Achille parla con delicatezza della sofferenza vissuta da mamma Martina e papà Billy. “Mia mamma ha pianto tanto. Mio papà l’unica volta che gli ho visto scendere una lacrima è stato quando mi hanno proprio portato via. Quando mi avevano fatto il depot, io tutti i giorni chiedevo di andare a fare l’eutanasia perché non avevo più emozioni e volevo morire. E lì l’ho visto piangere”
Il ricordo più luminoso arriva all’uscita dalla clinica: “Il giorno che esco dalla clinica mi viene a prendere mio papà. C’era un doppio arcobaleno. Io li scoppio a piangere dalla gioia, dalla felicità, abbraccio fortissimo mio papà e gli dico: ‘hai visto che ce l’abbiamo fatta, ho smesso, e ce la farò e continuerò. Ce lo sta dicendo pure il cielo. C’è il doppio arcobaleno ti rendi conto?’. È stato uno dei momenti più fighi. Anzi, dopo chiamerò mio padre per ricordarglielo”.
Oggi Achille Costacurta racconta una vita più consapevole, fatta di progetti concreti e desiderio di aiutare gli altri. “Sono fiero di me, del fatto che sono riuscito ad avere una certa consapevolezza.

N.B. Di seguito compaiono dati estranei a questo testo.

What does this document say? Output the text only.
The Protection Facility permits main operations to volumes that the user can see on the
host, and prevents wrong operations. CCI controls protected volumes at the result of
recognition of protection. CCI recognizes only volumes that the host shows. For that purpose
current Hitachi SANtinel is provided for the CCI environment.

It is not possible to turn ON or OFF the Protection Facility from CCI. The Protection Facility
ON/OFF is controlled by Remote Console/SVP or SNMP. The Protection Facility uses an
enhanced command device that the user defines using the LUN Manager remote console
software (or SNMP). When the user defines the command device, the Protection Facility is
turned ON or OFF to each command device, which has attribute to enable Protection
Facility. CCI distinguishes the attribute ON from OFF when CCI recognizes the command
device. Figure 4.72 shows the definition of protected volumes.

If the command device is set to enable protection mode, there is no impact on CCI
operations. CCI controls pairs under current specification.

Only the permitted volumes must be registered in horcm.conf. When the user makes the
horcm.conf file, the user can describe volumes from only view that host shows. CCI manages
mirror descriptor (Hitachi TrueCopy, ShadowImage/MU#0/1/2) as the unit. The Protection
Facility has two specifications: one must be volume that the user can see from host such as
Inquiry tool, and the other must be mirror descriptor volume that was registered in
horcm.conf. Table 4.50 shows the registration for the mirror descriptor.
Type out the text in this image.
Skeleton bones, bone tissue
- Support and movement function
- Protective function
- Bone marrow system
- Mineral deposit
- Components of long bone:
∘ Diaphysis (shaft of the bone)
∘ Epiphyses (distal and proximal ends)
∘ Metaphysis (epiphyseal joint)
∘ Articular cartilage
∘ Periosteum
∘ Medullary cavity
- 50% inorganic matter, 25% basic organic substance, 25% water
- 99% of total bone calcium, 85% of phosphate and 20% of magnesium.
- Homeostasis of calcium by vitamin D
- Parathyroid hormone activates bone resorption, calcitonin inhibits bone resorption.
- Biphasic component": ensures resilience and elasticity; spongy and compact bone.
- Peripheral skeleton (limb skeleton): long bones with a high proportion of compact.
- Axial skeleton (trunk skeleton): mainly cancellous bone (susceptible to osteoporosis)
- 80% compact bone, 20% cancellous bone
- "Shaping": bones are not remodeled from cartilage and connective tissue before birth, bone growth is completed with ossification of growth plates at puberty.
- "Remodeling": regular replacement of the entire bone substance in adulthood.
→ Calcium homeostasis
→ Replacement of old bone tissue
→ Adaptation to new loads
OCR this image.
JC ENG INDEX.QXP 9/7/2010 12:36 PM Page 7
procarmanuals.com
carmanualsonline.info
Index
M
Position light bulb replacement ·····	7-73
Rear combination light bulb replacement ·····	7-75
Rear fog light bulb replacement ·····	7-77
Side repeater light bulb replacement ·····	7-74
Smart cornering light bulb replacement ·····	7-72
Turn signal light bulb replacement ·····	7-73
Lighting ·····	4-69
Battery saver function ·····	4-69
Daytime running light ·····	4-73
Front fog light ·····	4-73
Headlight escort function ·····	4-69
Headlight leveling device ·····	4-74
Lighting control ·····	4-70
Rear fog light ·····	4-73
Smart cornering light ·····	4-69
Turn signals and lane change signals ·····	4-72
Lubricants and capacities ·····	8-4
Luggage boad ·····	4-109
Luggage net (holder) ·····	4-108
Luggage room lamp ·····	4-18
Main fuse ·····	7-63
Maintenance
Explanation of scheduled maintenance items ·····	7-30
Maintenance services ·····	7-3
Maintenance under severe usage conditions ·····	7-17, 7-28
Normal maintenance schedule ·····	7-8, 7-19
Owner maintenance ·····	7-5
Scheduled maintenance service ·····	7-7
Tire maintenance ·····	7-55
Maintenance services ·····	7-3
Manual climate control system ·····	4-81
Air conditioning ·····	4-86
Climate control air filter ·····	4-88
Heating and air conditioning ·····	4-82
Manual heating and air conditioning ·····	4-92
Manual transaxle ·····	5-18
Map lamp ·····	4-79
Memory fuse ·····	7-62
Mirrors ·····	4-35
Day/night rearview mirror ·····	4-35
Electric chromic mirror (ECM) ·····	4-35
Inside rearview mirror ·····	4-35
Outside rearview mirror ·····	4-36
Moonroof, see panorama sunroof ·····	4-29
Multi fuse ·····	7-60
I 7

Tutti i miei traumi sono riuscito a buttarli giù. Non ho filtri, non mi vergogno di quello che mi è successo perché alla fine sono una persona normale. Ho imparato a non dimenticare quei traumi ma a farne tesoro. Avendo provato gli eccessi, ora ci sono poche cose che mi fanno veramente felice. Perché le sostanze stupefacenti ti fanno provare queste emozioni che non ritrovi”.
“L’unica cosa che mi fa avere le farfalle nello stomaco come l’amore sono i ragazzi con la sindrome di down. Perché non l’hanno scelto loro. Non è una persona che si è drogata e adesso è in mezzo alla strada. È una persona che non ha scelto di nascere così. Io li devo aiutare. È una delle poche cose che mi fa essere troppo felice, Il mio obiettivo è creare centri con i miei ideali, con i cavalli per fare ippoterapia, viaggi che voglio far fare, day hospital che voglio creare, devono essere davanti al mare, ogni ragazzo deve avere il suo labrador che lo porta a fare il bagno, farli venire anche dall’Africa perché nella religione vudù se sei albino, se sei autistico, se sei down ti ammazzano”.